2. VERBS OF ENTANGLING AND INVOLVING. alligo : Cic. pro Flacco, 41, ne se scelere alliget; pro Rab. Post. 14, ne qua nova quaestione alligaretur.
astringo : Cic. pro Sest. 108, scelere astringi ; id. de Of. iii. 19, num se astrinxit scelere? id. pro Sulla, 82, tanto scelere astrictis hominibus ; id. Phil. iv. 9, magno scelere se astringeret; Sall. Iug. 60. 6, studio suorum astrictis ; ibid. 70. 2, maioribus (rebus) astricto; Val. Max. iv. 7. 4, vitam suam consilii crimine astrinxit; Fronto, 227, 11, N., cottidiano te mendacio astringi.
devincio : Ter. Haut. 208, ubi animus semel se cupiditate devinxerit mala; Cic. de Domo Sua, 131, si templum religione Concordiae devinxisset (“should connect the temple with the worship of the goddess Concord '); id. de Har. Resp. 5, quo scelere se devinxerit; pro Cael. 52, eodem se scelere devinxit.

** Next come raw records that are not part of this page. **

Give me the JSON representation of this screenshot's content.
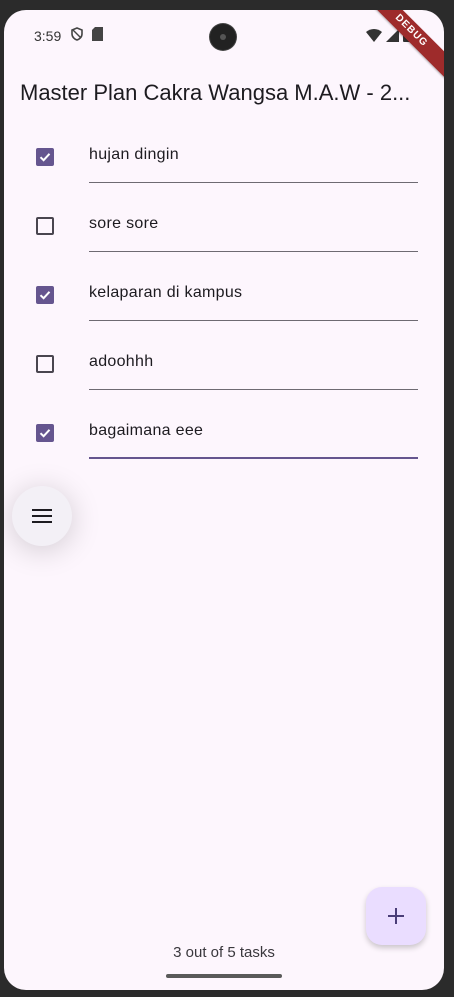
{
  "status_bar": {
    "time": "3:59",
    "debug_label": "DEBUG"
  },
  "app_bar": {
    "title": "Master Plan Cakra Wangsa M.A.W - 2..."
  },
  "tasks": [
    {
      "text": "hujan dingin",
      "checked": true
    },
    {
      "text": "sore sore",
      "checked": false
    },
    {
      "text": "kelaparan di kampus",
      "checked": true
    },
    {
      "text": "adoohhh",
      "checked": false
    },
    {
      "text": "bagaimana eee",
      "checked": true
    }
  ],
  "summary": "3 out of 5 tasks",
  "icons": {
    "menu": "menu-icon",
    "add": "add-icon"
  },
  "colors": {
    "accent": "#65558f",
    "background": "#fdf6fd",
    "fab": "#eaddff"
  }
}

illigo : Cic. Tusc. Disp. ii. 20, ipse illigatus peste interimor textili, Cicero's own poetical translation of Soph. Trach. 1046 ff. ; Hor. Odes, i. 27. 23, illigatum Chimaera; Val. Max. vi. 8. 4, dextram torpore illigavit ; Tac. Ann. iii. 21. 16, illigatus praeda ; xv. 51. 6, conscientia illigare. The dative is nowhere authenticated, and cum occurs in Pliny, N.H. xxviii. 14. 58. 203. Hence I should also regard as ablatives the following: Cic. Ac. ii. 6, sermonibus illigari; id. de Domo Sua, 40, Caesaris actis illigatus teneretur ; Hor. Epodes, i. 25, iuvencis illigata aratra ; Livy, xxxii. 21. 11, illigari bello; Val. Max. ix. 13. 4, duarum matrimonio illigatus; Tac. Hist. iii. 46. 17, bello illigari ; id. Ann. ii. 27. 11, quo pluribus indiciis illigaret (sc. Libonem); ibid. vi. 32. 7, veneno illigaret ; ibid. xii. 25. 3, stupro illigatus; ibid. xiii. 40. 2, locis se illigaret; ibid. xv. i. 7, bellis illigatus ; Min. Fel. Oct. 16. 5, facultatibus illigatos.
impedio: Plaut. Amph. p. 53 of Götz and Schöll, Frag. x, qui domi uxorem meam impudicitia impedivit (" has involved her in shame'); Ter. Phorm. 442, me et se hisce nuptiis impedivit.
implecto : Tac. Ann. xvi. 10. 13, vidua implexa continuo luctu ; Min. Fel. Oct. 20. 3, Centauros equos suis hominibus implexos. In view of the great frequency of the ablative with implicitus and implicatus (see the next rubric), it seems likely that the following examples also belong here: Virg. Georg. iv. 482, implexae crinibus angues Eumenides; Apul. de Mag. p. 457 (Hild.), hirudines dentibus (crocodili) implectuntur.